This weekend, more than 100,000 people took to the streets of Berlin to protest the far right. It was an attendance figure that surprised even organizers, who expected about 40,000.
That message seemed to resonate with thousands of Germans, who worry about the rise of groups such as Alternative for Germany. The party won seats in the German Parliament for the first time last year, in large part by villainizing migrants. The organization’s popularity has continued to grow; a February poll found that it is supported by about 16 percent of Germans.
Alternative for Germany’s political success coincides with an increase in racism and racist incidents. A September poll found that about two-thirds of Germans now think racism is a big problem in their country.
That concern is being stoked by incidents such as the one in the city of Chemnitz a few weeks ago. There, a 35-year-old German man was stabbed, allegedly by a migrant. In the days that followed, right-wing activists and neo-Nazis pointed to what happened as evidence of a refugee policy run amok. They descended on the town, chasing civilians who appeared foreign, flashing Nazi salutes and harassing journalists.
In response, politicians called on the “silent majority” of Germans who oppose that behavior to come forward. They did, at a concert in Chemnitz that drew about 65,000. Friedrich Burschel, an expert in neo-Nazism at the Rosa Luxemburg Foundation in Berlin, told the Atlantic that he saw a shift. Chemnitz awakened, he said, a sense of “just how strong a hold right-wing extremism has taken on their country, how easily the far right can be mobilized, and how the shame associated with it is beginning to vanish.”

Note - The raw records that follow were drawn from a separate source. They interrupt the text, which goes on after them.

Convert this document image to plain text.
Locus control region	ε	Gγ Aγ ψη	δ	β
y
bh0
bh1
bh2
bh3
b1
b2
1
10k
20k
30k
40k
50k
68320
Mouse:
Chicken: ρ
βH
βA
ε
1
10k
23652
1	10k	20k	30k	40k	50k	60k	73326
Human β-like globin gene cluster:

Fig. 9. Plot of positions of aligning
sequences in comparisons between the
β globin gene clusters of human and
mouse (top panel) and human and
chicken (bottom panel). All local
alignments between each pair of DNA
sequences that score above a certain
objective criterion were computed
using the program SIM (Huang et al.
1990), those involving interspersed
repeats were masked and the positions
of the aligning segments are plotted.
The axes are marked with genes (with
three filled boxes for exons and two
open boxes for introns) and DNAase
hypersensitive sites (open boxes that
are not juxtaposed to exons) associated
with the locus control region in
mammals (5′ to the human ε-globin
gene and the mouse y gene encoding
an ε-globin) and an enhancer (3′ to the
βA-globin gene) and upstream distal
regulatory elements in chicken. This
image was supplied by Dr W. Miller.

Since then, there has been an effort to build some kind of sustained movement to try to stem the tide of the far right. As the Atlantic put it: The Berlin march is “the first significant test of whether that opposition can be sustained."
“I believe that there still is a majority of what could be called constitutional patriots who are now deeply concerned by what is happening on the right,” Burschel said. But people must keeping come out, he warned. “Otherwise we lose again.”
On that count, perhaps Sunday’s election in Bavaria offers some hope.
Bavaria, in the country’s south, bore the brunt of the 2015 refugee crisis, when upward of 1 million asylum seekers crossed into Germany. At the height of the crisis, thousands poured in through the province each day.
That’s the kind of reality that Alternative for Germany has successfully mined in the past, campaigning on the idea that Germany was no longer for Germans. And this time, too, the majority party — the Christian Socialist Union, Bavarian sister to German Chancellor Angela Merkel’s Christian Democratic Union, which has held power in Bavaria for all but three of the past 70 years — was soundly defeated.
However, it was the pro-immigrant green party that garnered the second-most votes Sunday, about 18.5 percent. The party more than doubled its support from the last election. It’s a reminder, Yasmeen Serhan of the Atlantic wrote, that “divisive immigration politics need not always lead to far-right gains.”
Of course, it’s worth noting that Alternative for Germany is forecast to garner about 10 percent of the vote. It’s enough to give the group seats in Parliament for the first time.
Correction: An earlier version of this story misstated the number of attendees rally organizers expected at last weekend’s Berlin event.